HOWE Q. WALLACE BLOG

Keys to Responsibility

Are you responsible?

Chris Avery, a leadership consultant, teaches how one can be responsible.

According to Avery, responsibility isn’t a character trait. It is a learned mental process operating identically in everyone. You know responsibility when you see it. You can teach it, study it and practice it.

If you are willing, you can choose to become more responsible. Avery says that responsibility is best achieved when individuals choose to pursue it as compared to others attempting to force you into responsibility. In other words, responsibility is best learned as it is modeled by others and taught as a virtue worthy to pursue.

Avery says there are three keys to unlocking and mastering responsibility. They are:

  • INTENTION – Intending to respond responsibly when things go wrong. Responsible people see problems as opportunities to improve things and take steps to address them.
  • AWARENESS – Catching yourself in the mental states Avery identifies as Denial, Lay Blame, Justify, Shame, Obligation, and Quit. Irresponsible people point fingers, voice regret, justify inaction and quit too easy and too soon.
  • CONFRONT – Facing yourself to see what is true that you can learn, correct, or improve. Responsible people develop a sense of reality and move into an action mode. That takes courage. A responsible person prods himself to action when things require attention.

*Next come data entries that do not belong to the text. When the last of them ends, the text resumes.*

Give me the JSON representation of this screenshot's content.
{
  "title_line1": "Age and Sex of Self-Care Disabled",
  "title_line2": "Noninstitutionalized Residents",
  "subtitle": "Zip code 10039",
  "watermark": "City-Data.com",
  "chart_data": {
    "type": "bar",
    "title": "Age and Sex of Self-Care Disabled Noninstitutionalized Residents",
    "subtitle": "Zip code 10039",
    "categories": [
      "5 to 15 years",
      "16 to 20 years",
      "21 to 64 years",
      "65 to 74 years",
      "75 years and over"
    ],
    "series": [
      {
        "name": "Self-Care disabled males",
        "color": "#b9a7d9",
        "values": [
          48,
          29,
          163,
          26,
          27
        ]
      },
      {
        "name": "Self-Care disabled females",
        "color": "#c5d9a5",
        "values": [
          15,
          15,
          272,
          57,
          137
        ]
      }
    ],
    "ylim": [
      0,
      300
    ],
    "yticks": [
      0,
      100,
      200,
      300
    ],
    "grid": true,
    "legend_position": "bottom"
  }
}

In our efforts to operate in a “lean” manner, responsibility is a fundamental.

We want to create ways to do things better and sustain them. Responsible teammates will ensure we maintain that standard.

We want to identify wastes and eliminate them. Responsible people draw attention to waste and participate in achieving the elimination.

The examples are many. But, a team of folks who endeavor to become responsible will win every time against those who dodge responsibility.